MALANG, Zona Malang – Aksi demonstrasi yang menolak Undang-Undang TNI di depan Gedung DPRD Kota Malang pada Minggu malam (23/3/2025) berakhir ricuh. Namun, kabar baik datang dari pihak kepolisian yang telah membebaskan keenam pendemo yang sempat diamankan.

Koordinator LBH Pos Malang, Daniel Siagian, menyampaikan kabar gembira ini pada Senin (24/3). Menurutnya, tiga pendemo yang terdiri dari mahasiswa dan pelajar di bawah umur telah dipulangkan lebih awal setelah menjalani pemeriksaan.

“Total ada enam, tiga dari mahasiswa dan pelajar bawah umur sudah dipulangkan terlebih dahulu,” ungkap Daniel.

Tiga pendemo lainnya yang sempat menjalani pemeriksaan lebih lanjut akhirnya juga dibebaskan sekitar pukul 15.00 WIB. “Iya (3 pendemo) sudah dipulangkan juga. Mereka diperiksa sebagai saksi,” tambahnya.

Kasatreskrim Polresta Malang Kota, Kompol M Sholeh, menjelaskan pembebasan para pendemo ini didasari jaminan dari LBH dan sikap kooperatif para pendemo selama menjalani pemeriksaan.

“Ada jaminan dari LBH dan mereka kooperatif, tidak ada alasan kami untuk menahan,” jelasnya.

Sebelumnya, aksi demonstrasi yang menolak Undang-Undang TNI di depan Gedung DPRD Kota Malang pada Minggu malam (23/3/2025) berakhir ricuh. Ratusan massa aksi dari berbagai elemen masyarakat, mahasiswa, dan suporter bola berhasil menjebol dan membakar area depan gedung DPRD Kota Malang.

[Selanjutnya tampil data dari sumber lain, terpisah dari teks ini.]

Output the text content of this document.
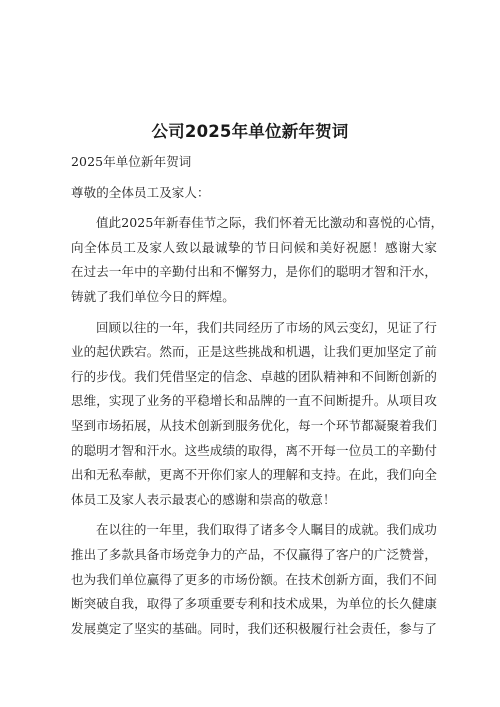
公司2025年单位新年贺词
2025年单位新年贺词
尊敬的全体员工及家人：
值此2025年新春佳节之际，我们怀着无比激动和喜悦的心情，
向全体员工及家人致以最诚挚的节日问候和美好祝愿！感谢大家
在过去一年中的辛勤付出和不懈努力，是你们的聪明才智和汗水，
铸就了我们单位今日的辉煌。
回顾以往的一年，我们共同经历了市场的风云变幻，见证了行
业的起伏跌宕。然而，正是这些挑战和机遇，让我们更加坚定了前
行的步伐。我们凭借坚定的信念、卓越的团队精神和不间断创新的
思维，实现了业务的平稳增长和品牌的一直不间断提升。从项目攻
坚到市场拓展，从技术创新到服务优化，每一个环节都凝聚着我们
的聪明才智和汗水。这些成绩的取得，离不开每一位员工的辛勤付
出和无私奉献，更离不开你们家人的理解和支持。在此，我们向全
体员工及家人表示最衷心的感谢和崇高的敬意！
在以往的一年里，我们取得了诸多令人瞩目的成就。我们成功
推出了多款具备市场竞争力的产品，不仅赢得了客户的广泛赞誉，
也为我们单位赢得了更多的市场份额。在技术创新方面，我们不间
断突破自我，取得了多项重要专利和技术成果，为单位的长久健康
发展奠定了坚实的基础。同时，我们还积极履行社会责任，参与了
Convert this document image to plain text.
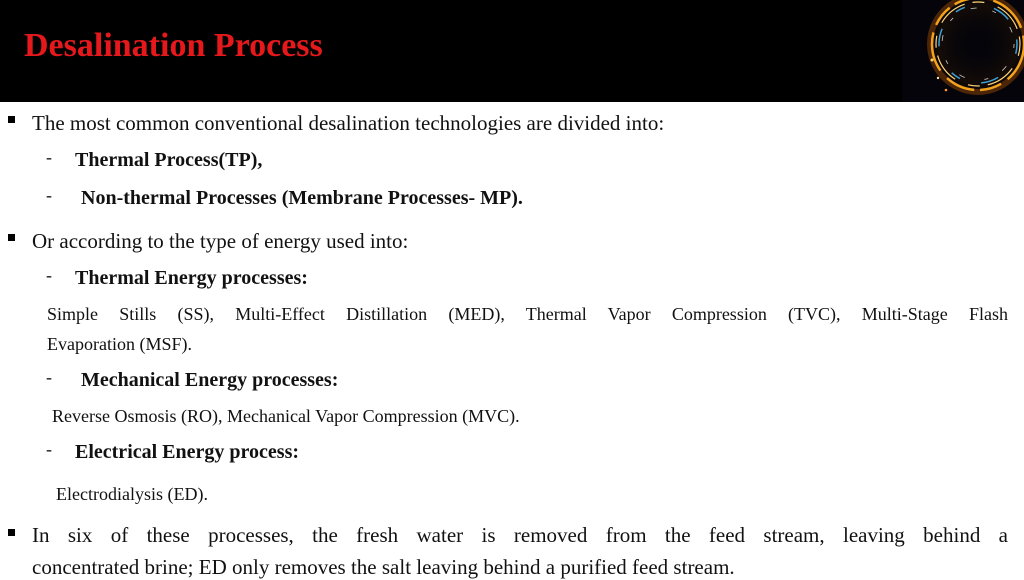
Desalination Process
The most common conventional desalination technologies are divided into:
- Thermal Process(TP),
- Non-thermal Processes (Membrane Processes- MP).
Or according to the type of energy used into:
- Thermal Energy processes:
Simple Stills (SS), Multi-Effect Distillation (MED), Thermal Vapor Compression (TVC), Multi-Stage Flash
Evaporation (MSF).
- Mechanical Energy processes:
Reverse Osmosis (RO), Mechanical Vapor Compression (MVC).
- Electrical Energy process:
Electrodialysis (ED).
In six of these processes, the fresh water is removed from the feed stream, leaving behind a
concentrated brine; ED only removes the salt leaving behind a purified feed stream.
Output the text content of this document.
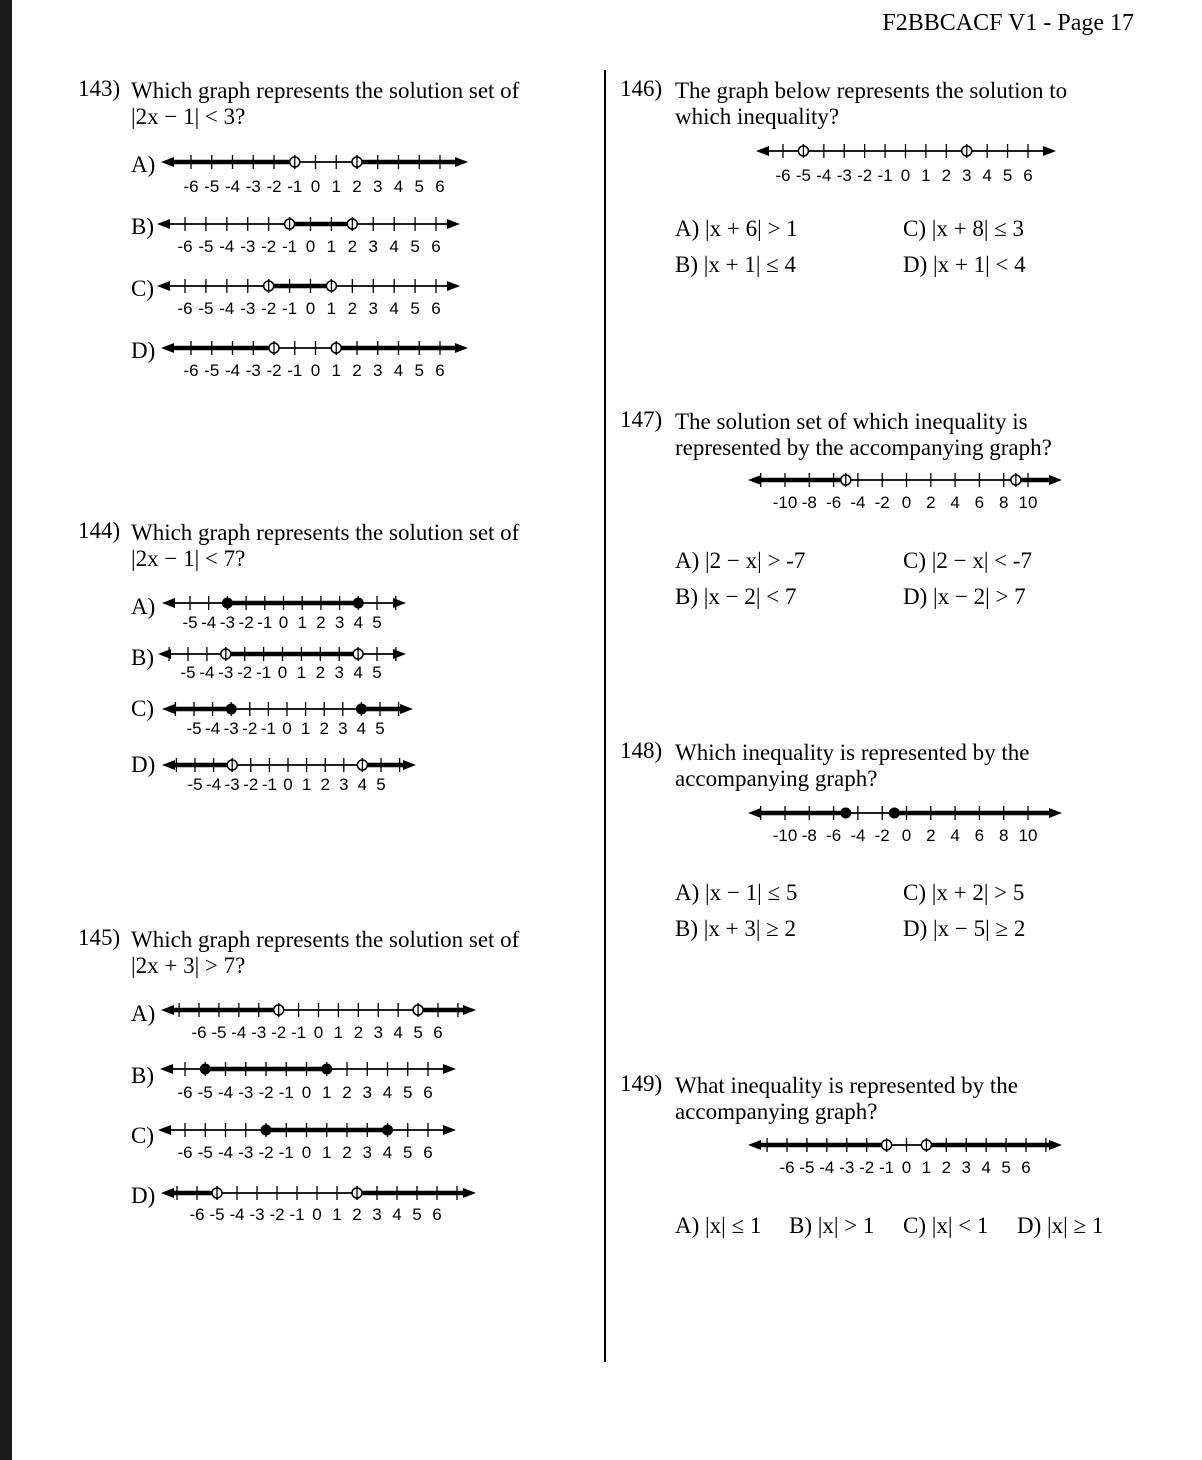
F2BBCACF V1 - Page 17
143) Which graph represents the solution set of
|2x − 1| < 3?
A)
B)
C)
D)
-6 -5 -4 -3 -2 -1 0 1 2 3 4 5 6
-6 -5 -4 -3 -2 -1 0 1 2 3 4 5 6
-6 -5 -4 -3 -2 -1 0 1 2 3 4 5 6
-6 -5 -4 -3 -2 -1 0 1 2 3 4 5 6
144) Which graph represents the solution set of
|2x − 1| < 7?
A)
B)
C)
D)
-5 -4 -3 -2 -1 0 1 2 3 4 5
-5 -4 -3 -2 -1 0 1 2 3 4 5
-5 -4 -3 -2 -1 0 1 2 3 4 5
-5 -4 -3 -2 -1 0 1 2 3 4 5
145) Which graph represents the solution set of
|2x + 3| > 7?
A)
B)
C)
D)
-6 -5 -4 -3 -2 -1 0 1 2 3 4 5 6
-6 -5 -4 -3 -2 -1 0 1 2 3 4 5 6
-6 -5 -4 -3 -2 -1 0 1 2 3 4 5 6
-6 -5 -4 -3 -2 -1 0 1 2 3 4 5 6
146) The graph below represents the solution to
which inequality?
-6 -5 -4 -3 -2 -1 0 1 2 3 4 5 6
A) |x + 6| > 1
B) |x + 1| ≤ 4
C) |x + 8| ≤ 3
D) |x + 1| < 4
147) The solution set of which inequality is
represented by the accompanying graph?
-10 -8 -6 -4 -2 0 2 4 6 8 10
A) |2 − x| > -7
B) |x − 2| < 7
C) |2 − x| < -7
D) |x − 2| > 7
148) Which inequality is represented by the
accompanying graph?
-10 -8 -6 -4 -2 0 2 4 6 8 10
A) |x − 1| ≤ 5
B) |x + 3| ≥ 2
C) |x + 2| > 5
D) |x − 5| ≥ 2
149) What inequality is represented by the
accompanying graph?
-6 -5 -4 -3 -2 -1 0 1 2 3 4 5 6
A) |x| ≤ 1 B) |x| > 1 C) |x| < 1 D) |x| ≥ 1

Aksi tersebut berhasil dipukul mundur personel gabungan TNI/Polri sekitar pukul 18.30 WIB.

DPRD Kota Malang pun menyesalkan aksi anarkis yang terjadi. Ketua DPRD Kota Malang, Andi Supandi, mengatakan bahwa demonstrasi yang berakhir ricuh tersebut sangat disayangkan.

“Kami sangat menyesalkan aksi anarkis yang terjadi. Demonstrasi harus dilakukan dengan cara yang damai dan tertib,” tegas Andi.

Menurutnya, aksi demonstrasi yang berakhir ricuh tidak mencerminkan nilai-nilai demokrasi yang seharusnya dijunjung tinggi. Ia berharap agar ke depannya, demonstrasi dapat dilakukan dengan cara yang lebih konstruktif dan tidak menimbulkan kerusakan.